ところが、何故か男性はといえば「縁起でもない・・・」といって拒否される方が多く、近寄らずに遠目で棺を見ていると言う状態が続きました。
ところが、今はエコフィンの取扱店である葬儀社様のイベントでの風景で言えば、ご夫婦でエコフィンをご覧になり、「棺もエコかぁ」「やっぱり、おとうさん(ご主人のこと)エコだね、そうしようよ」というように自動車を購入するかのように、棺も自分の葬送時のことを想定して選択する時代になりました。ものすごい変化です。
このように変化しているなかで、先日亡くなられた吉本隆明氏が、『よい「お葬式」入門。』(講談社 2009年発行)というムックの特別インタビューでこんなことを言われていました。
*以下抜粋です。
当時の僕の恐怖の正体は・・・「自分が焼き場に運ばれて、棺桶の中でジリジリ焼かれていって」というイメージでした。これが頻繁に鮮明に浮かんだものだから、もうたまらなかった。こういう死のイメージって、割合、沢山の方々に共通することではないでしょうか。
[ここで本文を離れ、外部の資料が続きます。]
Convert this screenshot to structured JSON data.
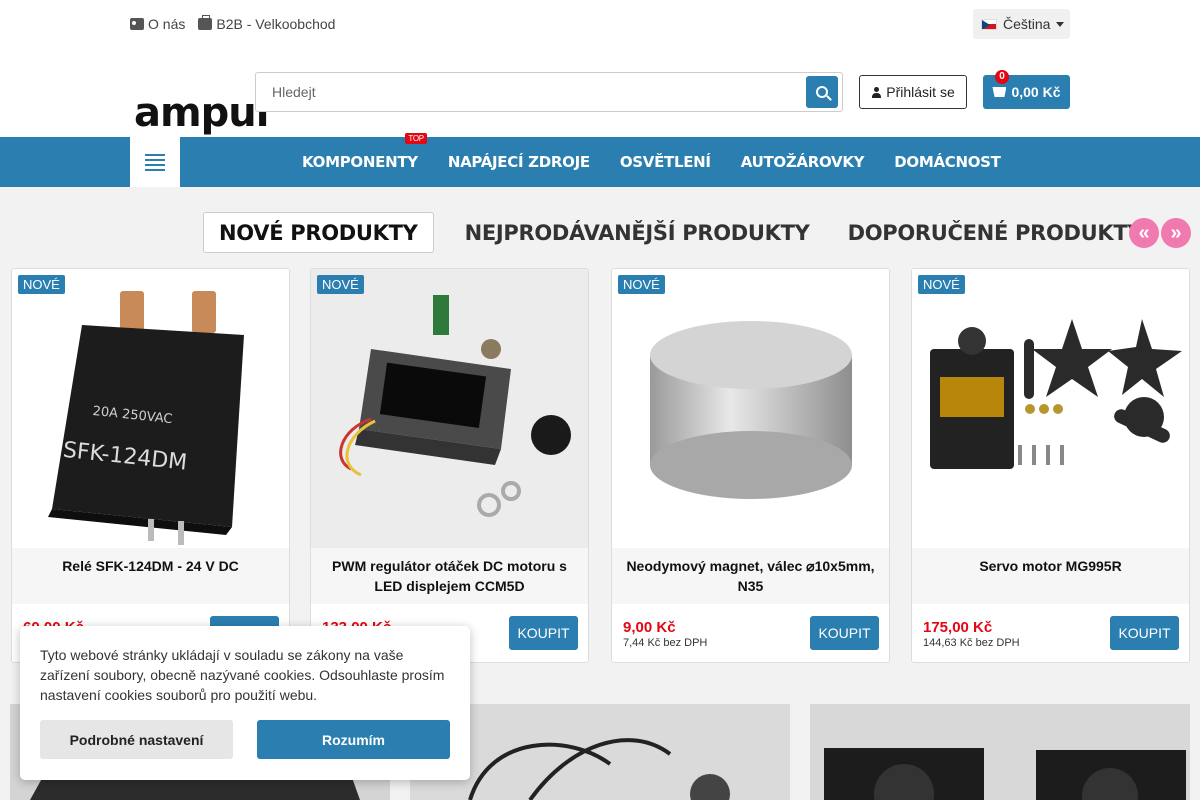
{
  "topbar": {
    "about_label": "O nás",
    "b2b_label": "B2B - Velkoobchod",
    "language": "Čeština"
  },
  "logo": {
    "text": "ampul"
  },
  "search": {
    "placeholder": "Hledejt"
  },
  "account": {
    "login_label": "Přihlásit se"
  },
  "cart": {
    "count": "0",
    "total": "0,00 Kč"
  },
  "nav": {
    "items": [
      {
        "label": "KOMPONENTY",
        "badge": "TOP"
      },
      {
        "label": "NAPÁJECÍ ZDROJE"
      },
      {
        "label": "OSVĚTLENÍ"
      },
      {
        "label": "AUTOŽÁROVKY"
      },
      {
        "label": "DOMÁCNOST"
      }
    ]
  },
  "tabs": [
    {
      "label": "NOVÉ PRODUKTY",
      "active": true
    },
    {
      "label": "NEJPRODÁVANĚJŠÍ PRODUKTY"
    },
    {
      "label": "DOPORUČENÉ PRODUKTY"
    }
  ],
  "carousel": {
    "prev_icon": "double-chevron-left-icon",
    "next_icon": "double-chevron-right-icon"
  },
  "products": [
    {
      "badge": "NOVÉ",
      "name": "Relé SFK-124DM - 24 V DC",
      "price": "60,00 Kč",
      "price_net": "",
      "buy_label": "KOUPIT"
    },
    {
      "badge": "NOVÉ",
      "name": "PWM regulátor otáček DC motoru s LED displejem CCM5D",
      "price": "133,00 Kč",
      "price_net": "",
      "buy_label": "KOUPIT"
    },
    {
      "badge": "NOVÉ",
      "name": "Neodymový magnet, válec ⌀10x5mm, N35",
      "price": "9,00 Kč",
      "price_net": "7,44 Kč bez DPH",
      "buy_label": "KOUPIT"
    },
    {
      "badge": "NOVÉ",
      "name": "Servo motor MG995R",
      "price": "175,00 Kč",
      "price_net": "144,63 Kč bez DPH",
      "buy_label": "KOUPIT"
    }
  ],
  "cookie": {
    "text": "Tyto webové stránky ukládají v souladu se zákony na vaše zařízení soubory, obecně nazývané cookies. Odsouhlaste prosím nastavení cookies souborů pro použití webu.",
    "settings_label": "Podrobné nastavení",
    "accept_label": "Rozumím"
  },
  "colors": {
    "primary": "#2a7fb0",
    "price": "#e30613",
    "arrow": "#f07ab0"
  }
}
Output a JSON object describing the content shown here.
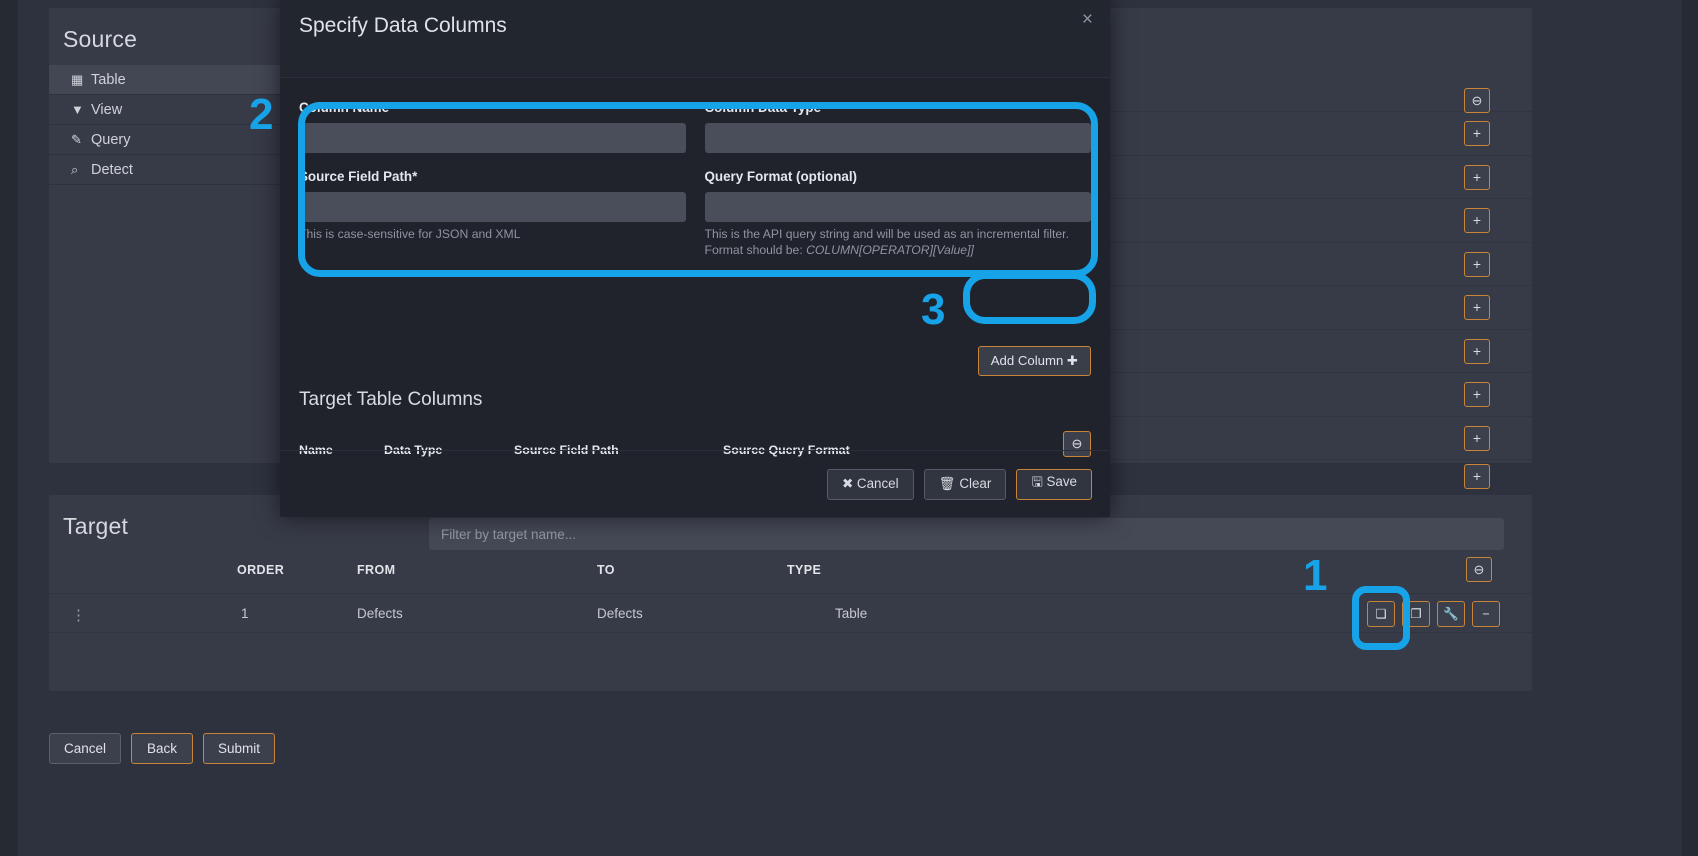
{
  "source": {
    "title": "Source",
    "items": [
      {
        "label": "Table",
        "icon": "table-grid-icon",
        "glyph": "▦",
        "active": true
      },
      {
        "label": "View",
        "icon": "filter-icon",
        "glyph": "▼",
        "active": false
      },
      {
        "label": "Query",
        "icon": "edit-square-icon",
        "glyph": "✎",
        "active": false
      },
      {
        "label": "Detect",
        "icon": "magnifier-icon",
        "glyph": "⌕",
        "active": false
      }
    ],
    "row_buttons": [
      "⊖",
      "+",
      "+",
      "+",
      "+",
      "+",
      "+",
      "+",
      "+",
      "+"
    ]
  },
  "target": {
    "title": "Target",
    "filter_placeholder": "Filter by target name...",
    "columns": [
      "ORDER",
      "FROM",
      "TO",
      "TYPE"
    ],
    "remove_all_label": "⊖",
    "rows": [
      {
        "order": "1",
        "from": "Defects",
        "to": "Defects",
        "type": "Table",
        "actions": [
          "columns-icon",
          "copy-icon",
          "wrench-icon",
          "minus-icon"
        ],
        "action_glyphs": [
          "❏",
          "❐",
          "🔧",
          "−"
        ]
      }
    ]
  },
  "bottom_bar": {
    "cancel": "Cancel",
    "back": "Back",
    "submit": "Submit"
  },
  "modal": {
    "title": "Specify Data Columns",
    "close_glyph": "×",
    "fields": {
      "column_name": {
        "label": "Column Name*",
        "value": "",
        "placeholder": ""
      },
      "column_data_type": {
        "label": "Column Data Type*",
        "value": "",
        "placeholder": ""
      },
      "source_field_path": {
        "label": "Source Field Path*",
        "value": "",
        "placeholder": "",
        "help": "This is case-sensitive for JSON and XML"
      },
      "query_format": {
        "label": "Query Format (optional)",
        "value": "",
        "placeholder": "",
        "help_line1": "This is the API query string and will be used as an incremental filter.",
        "help_line2_prefix": "Format should be: ",
        "help_line2_code": "COLUMN[OPERATOR][Value]]"
      }
    },
    "add_column_label": "Add Column ✚",
    "target_table_columns": {
      "title": "Target Table Columns",
      "headers": [
        "Name",
        "Data Type",
        "Source Field Path",
        "Source Query Format"
      ],
      "remove_glyph": "⊖",
      "rows": []
    },
    "footer": {
      "cancel": "✖ Cancel",
      "clear": "🗑 Clear",
      "save": "🖫 Save"
    }
  },
  "annotations": {
    "accent_color": "#17a3e8",
    "markers": [
      {
        "num": "1",
        "target": "target-row-columns-button"
      },
      {
        "num": "2",
        "target": "modal-column-form"
      },
      {
        "num": "3",
        "target": "add-column-button"
      }
    ]
  }
}
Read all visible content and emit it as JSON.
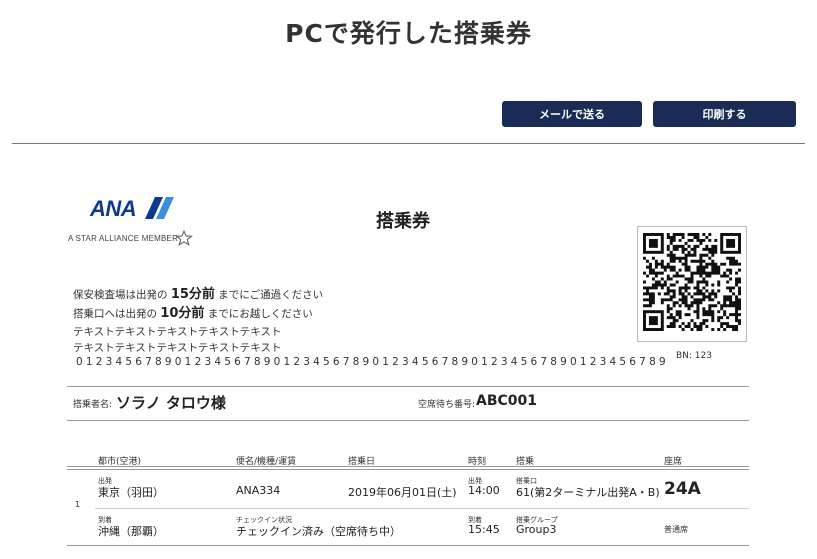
{
  "page": {
    "title": "PCで発行した搭乗券"
  },
  "toolbar": {
    "mail_label": "メールで送る",
    "print_label": "印刷する"
  },
  "logo": {
    "brand": "ANA",
    "tagline": "A STAR ALLIANCE MEMBER",
    "icon": "star-alliance-icon",
    "brand_color": "#0d3a8c"
  },
  "ticket": {
    "title": "搭乗券",
    "notice1": {
      "pre": "保安検査場は出発の",
      "em": "15分前",
      "post": "までにご通過ください"
    },
    "notice2": {
      "pre": "搭乗口へは出発の",
      "em": "10分前",
      "post": "までにお越しください"
    },
    "text_line1": "テキストテキストテキストテキストテキスト",
    "text_line2": "テキストテキストテキストテキストテキスト",
    "digits": "012345678901234567890123456789012345678901234567890123456789",
    "bn": "BN: 123",
    "passenger_label": "搭乗者名:",
    "passenger_name": "ソラノ タロウ様",
    "standby_label": "空席待ち番号:",
    "standby_number": "ABC001"
  },
  "table": {
    "headers": {
      "city": "都市(空港)",
      "flight": "便名/機種/運賃",
      "date": "搭乗日",
      "time": "時刻",
      "boarding": "搭乗",
      "seat": "座席"
    },
    "row": {
      "num": "1",
      "dep_label": "出発",
      "dep_city": "東京（羽田）",
      "flight_no": "ANA334",
      "date": "2019年06月01日(土)",
      "dep_time_label": "出発",
      "dep_time": "14:00",
      "gate_label": "搭乗口",
      "gate": "61(第2ターミナル出発A・B)",
      "seat": "24A",
      "arr_label": "到着",
      "arr_city": "沖縄（那覇）",
      "checkin_label": "チェックイン状況",
      "checkin_status": "チェックイン済み（空席待ち中）",
      "arr_time_label": "到着",
      "arr_time": "15:45",
      "group_label": "搭乗グループ",
      "group": "Group3",
      "seat_class": "普通席"
    }
  },
  "colors": {
    "button_bg": "#1a2b55",
    "brand": "#0d3a8c"
  }
}
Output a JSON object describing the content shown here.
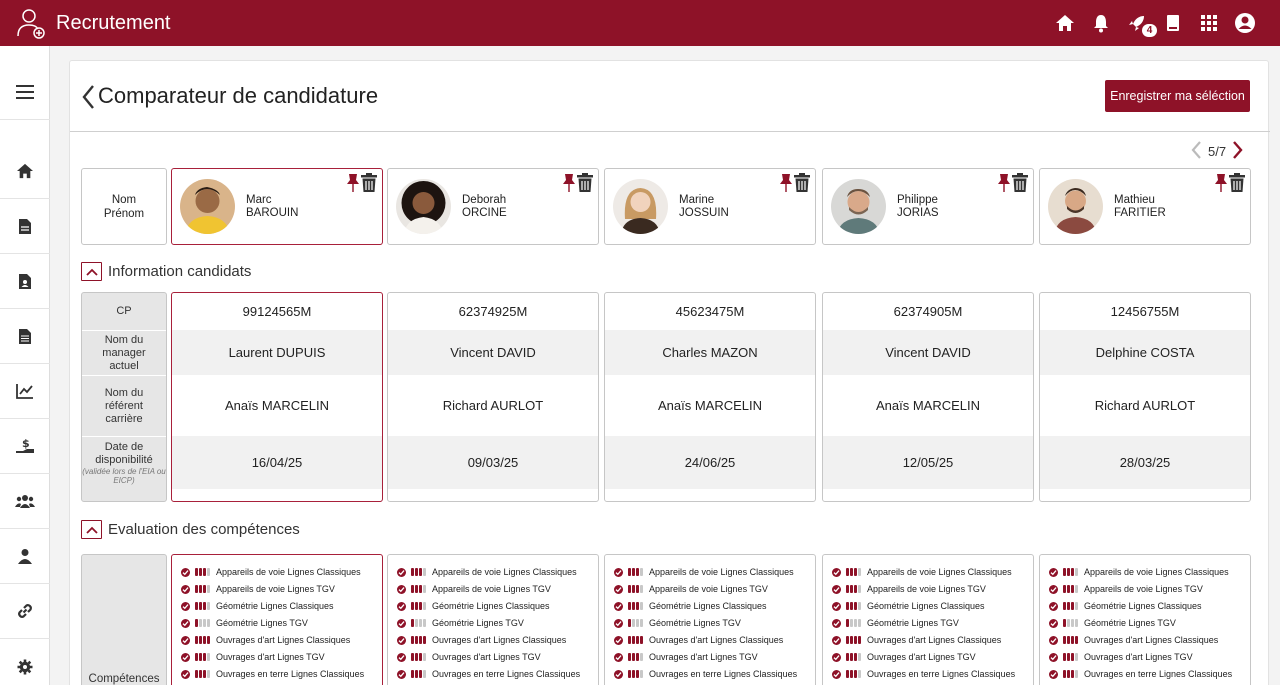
{
  "app": {
    "title": "Recrutement",
    "notifications_badge": "4"
  },
  "page": {
    "title": "Comparateur de candidature",
    "save_label": "Enregistrer ma séléction",
    "pager": "5/7"
  },
  "name_label": {
    "line1": "Nom",
    "line2": "Prénom"
  },
  "sections": {
    "info": "Information candidats",
    "skills": "Evaluation des compétences"
  },
  "info_labels": {
    "cp": "CP",
    "manager_1": "Nom du",
    "manager_2": "manager",
    "manager_3": "actuel",
    "referent_1": "Nom du",
    "referent_2": "référent",
    "referent_3": "carrière",
    "date_1": "Date de",
    "date_2": "disponibilité",
    "date_sub": "(validée lors de l'EIA ou EICP)"
  },
  "skills_label": "Compétences",
  "skill_names": [
    "Appareils de voie Lignes Classiques",
    "Appareils de voie Lignes TGV",
    "Géométrie Lignes Classiques",
    "Géométrie Lignes TGV",
    "Ouvrages d'art Lignes Classiques",
    "Ouvrages d'art Lignes TGV",
    "Ouvrages en terre Lignes Classiques"
  ],
  "candidates": [
    {
      "first": "Marc",
      "last": "BAROUIN",
      "cp": "99124565M",
      "manager": "Laurent DUPUIS",
      "referent": "Anaïs MARCELIN",
      "date": "16/04/25",
      "levels": [
        3,
        3,
        3,
        1,
        4,
        3,
        3
      ]
    },
    {
      "first": "Deborah",
      "last": "ORCINE",
      "cp": "62374925M",
      "manager": "Vincent DAVID",
      "referent": "Richard AURLOT",
      "date": "09/03/25",
      "levels": [
        3,
        3,
        3,
        1,
        4,
        3,
        3
      ]
    },
    {
      "first": "Marine",
      "last": "JOSSUIN",
      "cp": "45623475M",
      "manager": "Charles MAZON",
      "referent": "Anaïs MARCELIN",
      "date": "24/06/25",
      "levels": [
        3,
        3,
        3,
        1,
        4,
        3,
        3
      ]
    },
    {
      "first": "Philippe",
      "last": "JORIAS",
      "cp": "62374905M",
      "manager": "Vincent DAVID",
      "referent": "Anaïs MARCELIN",
      "date": "12/05/25",
      "levels": [
        3,
        3,
        3,
        1,
        4,
        3,
        3
      ]
    },
    {
      "first": "Mathieu",
      "last": "FARITIER",
      "cp": "12456755M",
      "manager": "Delphine COSTA",
      "referent": "Richard AURLOT",
      "date": "28/03/25",
      "levels": [
        3,
        3,
        3,
        1,
        4,
        3,
        3
      ]
    }
  ],
  "colors": {
    "brand": "#8e1228",
    "border": "#c6c6c6"
  }
}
・・・と言うのも「風立ちぬ」「美しい村」などの作品を書いた堀辰雄って、非常に美しい場面を書いていって、しかも、そういう叙情をきちんと自分の役割にしている小説家ですよね。しかし、美しいものばかり書いているその堀辰雄の作品をよくよく読んでみたらーーー「自分を入れた棺桶が他人に担がれて、葬列が進んでゆく」それを、棺桶の内側から見ているなんてイメージが描写されているんです。堀辰雄の棺桶は火がつかないので細部は異なるけれども、やはり恐怖は「棺桶」にあるのだなぁ、と驚いたんですね。
と言うことだったんです。
棺の中に入れられ、火葬場でジリジリと焼かれるイメージが私たちに恐怖感を与えていたのでしょう。これはどなたでも一緒だろうと思います。
カタチや色などの見た目に美しいデザインやコンセプトが、住む世界の変化とあわせて、私たちの棺や葬儀のイメージを変えて行くのでしょう。
その吉本氏もその後、「なぜ怖くなくなったのか。これも簡単には説明できないけど、自分の当面した感触を言うとしたら、70歳を過ぎたぐらいの時期に、棺桶のイメージは、知らないうちに消えていったんですよ。」と。